Third, given the entrenched ethnic voting patterns, there will be a feeling of alienation and marginalization within the group which did not win the election. Each of the main ethnic group is vying to install its own societal control system. In the old PNC days we had party paramountcy, while today be have elected an oligarchy which is born out of the internal party Machiavellian cut-throat struggles and which promotes the interests of selected family and friends while maintaining the masses at just about subsistence level.  But we all shoot ourselves in the feet at the end of the day as the productivity of the nation is diminished. Furthermore, once there is alienation, real or perceived, the nation is at best destroying and underutilizing its human capital. It is also now well documented that diverse opinions in management and science leads to innovation and superior technical change. Unfortunately, the present system in Guyana does not allow for this type of change. In my opinion there are two ways to circumvent this constraint: (i) elect multi-ethnic political party which then possesses the legitimacy to form a multi-ethnic government; and (ii) constitutional reform that allows for the latter.
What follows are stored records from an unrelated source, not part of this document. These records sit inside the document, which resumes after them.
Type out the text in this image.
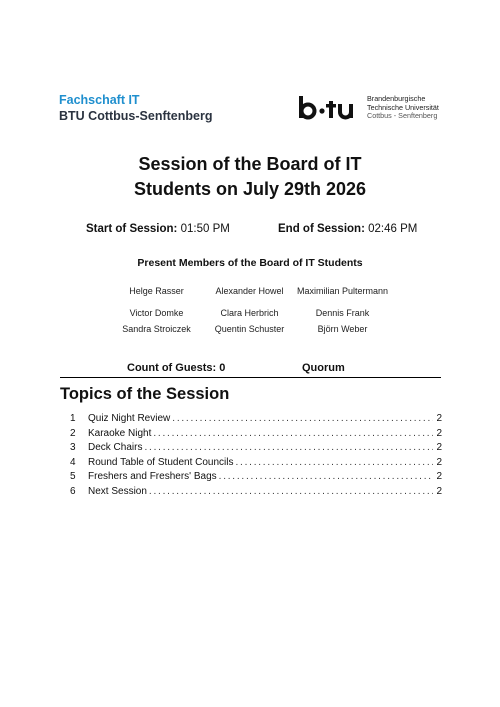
Fachschaft IT
BTU Cottbus-Senftenberg
Brandenburgische
Technische Universität
Cottbus - Senftenberg
Session of the Board of IT
Students on July 29th 2026
Start of Session: 01:50 PM	End of Session: 02:46 PM
Present Members of the Board of IT Students
Helge Rasser	Alexander Howel	Maximilian Pultermann
Victor Domke	Clara Herbrich	Dennis Frank
Sandra Stroiczek	Quentin Schuster	Björn Weber
Count of Guests: 0	Quorum
Topics of the Session
1	Quiz Night Review . . .	2
2	Karaoke Night . . .	2
3	Deck Chairs . . .	2
4	Round Table of Student Councils . . .	2
5	Freshers and Freshers' Bags . . .	2
6	Next Session . . .	2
The acute shortage of human capital or skilled labour is the fourth constraint of TFP growth. As a matter of fact, they reinforce each other in a kind of adverse circular causation. Limited skills reinforce low TFP growth which in turn reinforce limited growth – hence opportunities for skilled labour. As the World Bank’s migration data show, Guyana is the highest exporter of skilled workers – 89% migrate. This shortage adversely affects every aspect of the society.

There are few skilled workers to implement and monitor policies for the state, fewer investors, fewer scientists and engineers, fewer teachers and doctors. Civil society also takes a beating as there are fewer people to challenge the President’s policies.

There are also fewer ground soldiers to run a robust political campaign.  There are other constraints – like limited financial sector development – which I will not get into now; but I hope Guyanese will identify more and seriously ponder how to mitigate them.